Travis Thompson, CEO of FireBird Energy

“The cost of casings that help stabilize wells is three times higher than usual and delivery times are much longer,” said Dena Demboski, vice president of operations for UpCurve Energy. “Rates for rigs are higher than I’ve ever seen, and it’s over $ 30,000 a day,” she said. Pioneer Natural Resources, a major miner in the Perm Basin, expects contracts for new rigs to rise by up to 40 percent next year.

“It’s harder to get some of the key materials we need, whether it’s pipeline or sand,” said Travis Thompson, CEO of FireBird Energy, a Midland company. “If we wanted to increase activity, say from three rigs to four or five, we would definitely have to plan much earlier than would have been a year or two ago,” he said.

US oil production increased by 7.05 million barrels per day between 2012 and 2019, increasing by the same amount of production in just eight years as in Iran and Iraq combined. OPEC has failed in its attempts to wean producers from slate deposits to the sidelines by letting prices fall.
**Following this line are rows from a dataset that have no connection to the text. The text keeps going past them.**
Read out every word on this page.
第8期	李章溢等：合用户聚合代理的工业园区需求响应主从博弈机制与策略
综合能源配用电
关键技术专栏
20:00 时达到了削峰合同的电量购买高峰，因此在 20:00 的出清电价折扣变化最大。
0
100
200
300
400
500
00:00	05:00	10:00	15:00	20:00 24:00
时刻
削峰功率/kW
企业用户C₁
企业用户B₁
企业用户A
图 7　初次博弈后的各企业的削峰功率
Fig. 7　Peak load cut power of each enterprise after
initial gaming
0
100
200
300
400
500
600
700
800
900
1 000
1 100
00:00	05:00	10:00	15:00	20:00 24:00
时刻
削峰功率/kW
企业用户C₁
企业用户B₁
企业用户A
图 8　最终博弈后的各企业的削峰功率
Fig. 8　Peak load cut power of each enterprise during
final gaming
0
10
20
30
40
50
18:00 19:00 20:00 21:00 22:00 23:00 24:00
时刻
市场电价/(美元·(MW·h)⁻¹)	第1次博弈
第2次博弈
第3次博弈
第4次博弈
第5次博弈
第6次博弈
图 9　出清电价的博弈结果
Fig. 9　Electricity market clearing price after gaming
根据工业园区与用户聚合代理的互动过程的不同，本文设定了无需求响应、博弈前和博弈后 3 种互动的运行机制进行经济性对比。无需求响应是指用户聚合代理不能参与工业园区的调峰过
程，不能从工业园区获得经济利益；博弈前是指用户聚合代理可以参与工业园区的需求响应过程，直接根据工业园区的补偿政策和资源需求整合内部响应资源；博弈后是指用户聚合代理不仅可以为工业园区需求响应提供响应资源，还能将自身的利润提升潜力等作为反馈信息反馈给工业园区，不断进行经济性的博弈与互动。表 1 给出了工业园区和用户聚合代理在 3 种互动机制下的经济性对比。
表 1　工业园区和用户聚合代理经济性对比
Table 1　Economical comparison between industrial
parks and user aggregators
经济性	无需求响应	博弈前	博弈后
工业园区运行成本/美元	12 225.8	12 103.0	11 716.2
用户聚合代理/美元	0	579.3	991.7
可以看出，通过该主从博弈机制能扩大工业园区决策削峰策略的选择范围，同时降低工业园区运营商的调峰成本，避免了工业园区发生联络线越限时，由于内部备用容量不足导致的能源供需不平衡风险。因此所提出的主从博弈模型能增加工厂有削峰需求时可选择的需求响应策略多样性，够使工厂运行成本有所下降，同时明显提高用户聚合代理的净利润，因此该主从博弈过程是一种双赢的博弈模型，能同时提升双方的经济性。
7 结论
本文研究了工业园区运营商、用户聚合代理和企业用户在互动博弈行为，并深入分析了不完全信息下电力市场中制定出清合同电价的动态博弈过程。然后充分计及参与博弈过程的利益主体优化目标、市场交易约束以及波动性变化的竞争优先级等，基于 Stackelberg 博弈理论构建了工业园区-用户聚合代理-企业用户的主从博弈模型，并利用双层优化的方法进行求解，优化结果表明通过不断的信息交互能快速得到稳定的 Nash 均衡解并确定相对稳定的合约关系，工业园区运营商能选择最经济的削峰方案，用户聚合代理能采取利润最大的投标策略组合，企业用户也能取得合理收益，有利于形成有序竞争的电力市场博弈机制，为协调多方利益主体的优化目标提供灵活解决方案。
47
And yet American shale now has little hope of replacing an estimated two to three million barrels a day from Russia, which are either blocked or considered non-tradable due to anti-Russian sanctions.

“The shortfall in Russian production is too great for the slate to fully replace it,” said Al Salazar, vice president of Enverus. According to him, various restrictions on oil fields reduce the ability of shale deposits to depress prices this year.

The sharp rise in oil and petrol prices has helped bring US inflation to its highest level in decades, and it is becoming increasingly clear that shale oil is no longer the right tool to deal with soaring oil prices. In addition, US President Joe Biden seems to have abandoned public calls to encourage US miners to increase production, which his administration focused on earlier this year.